Вески не обращал внимания на болтовню Вийеса, Он не станет, как мальчишка, трещать о том, что чувствует или думает. Но Вески как настоящего крестьянина интересовала другая сторона дела: что за эстонец оттуда говорил? И откуда эти вражьи души узнали, что во время похода у них часто урчали желудки? Тоска по дому — это да, это можно было просто так предположить. Это даже и фрицы чувствуют, хотя они как одержимые цепляются за чужую землю когтями и зубами. Вески вдруг представил, как выглядел бы ра-бааугуский Сассь, если бы он, Вески, в сочельник или в новогоднюю ночь вдруг пришел домой. С фронта он, может, и ушел бы с целой шкурой, но Сассь скоро натравил бы на него полицию. Или заставил бы стать батраком. Ни та, ни другая перспектива не привлекала Вески. Он вернется домой тогда, когда принесет с собой право на те двенадцать гектаров, которые осенью сорокового года записали на его имя. Да, использовать тоску по дому — до этого мог додуматься и чистокровный гитлеровец. А вот то, что у них во время похода с шамовкой было плохо, это лучше всего знает человек, которому приходилось топать десятки километров с пустым брюхом. Значит, там, у громкоговорителя, сидит или пленный, которого заставили говорить, или ле-ребежчик, во всяком случае подлая душа, готовая для спасения своей шкуры накинуть петлю на шею товарища. Или там распинается какой-нибудь эстонский фашист в немецком мундире. Тоже продажная шкура,
Помогая санитарам отнести Кальма,— от Вийеса толку не было, он лишь причитал и бестолково суетился,— Вески думал: кто его самого когда-нибудь так понесет? Или ему уже не нужны будут носильщики? Почему-то ему хотелось, чтобы это был хороший человек. Такой, как Тяэгер, который на иудины речи фрицев ответил яростным пулеметным огнем, или Тислер, у которого в груди настоящее крестьянское сердце. Но, в конце концов, все равно. Главное — чтобы вовремя заметили, что он уже не может сам о себе позаботиться. Он и мертвым не хотел бы валяться где-нибудь на склоне холма. Пусть его присыплют хоть парой лопат земли.

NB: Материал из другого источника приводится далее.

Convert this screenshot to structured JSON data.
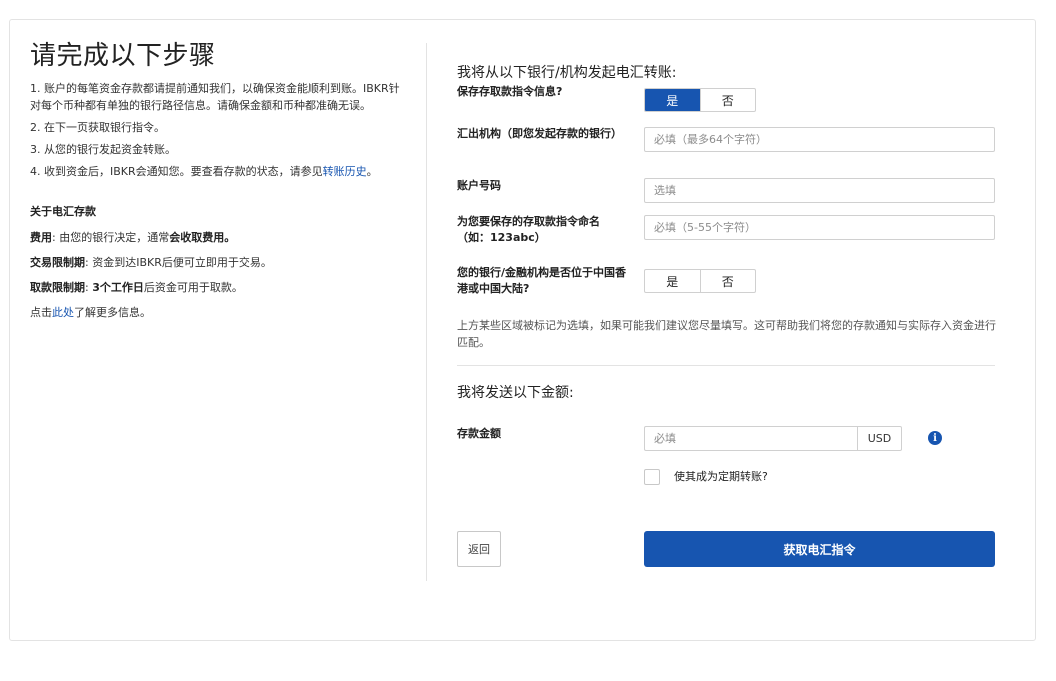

Смерти Вески не боялся, хотя мысль о ней вызывала небольшой озноб под сердцем. В начале боя он смешался и не знал, что делать, как поступать. Пахать и сеять он умел, на сенокосе или на ржаном поле был из первых, умел рвать камни и копать канавы, на пчел у него была легкая рука, и яблони он прививал не хуже садовника. Он мог уложить бревно на стену, не раз стоял у наковальни с клещами в одной руке и молотом в другой. И Юта подтверждала, что у него девять специальностей, есть и десятая — голод, но последнее говорилось просто так, для красного словца. Но что предпринять тогда, когда из-за холмов с воем и визгом летят мины,— этого он сразу сообразить не мог, хотя на учениях он был не глупее других. Он долго лежал на животе в мелкой стрелковой ячейке и рассуждал про себя, что лучше бы был небольшой мороз. Оттепель размочила склон холма, и, куда ни бросишься, всюду под тобой хлюпает. Наконец он начал углублять ячейку, не обращая внимания на снаряды. Работа действовала успокаивающе. От него валил пар, но к тому времени, когда из тумана появились танки, стрелковая ячейка полного профиля была готова Теперь он чувствовал себя увереннее. Тщательно целясь, он сделал три-четыре выстрела, сердясь на Кальма, который палил без разбора, а еще больше на Вийеса, который не высовывал головы из воронки от снаряда.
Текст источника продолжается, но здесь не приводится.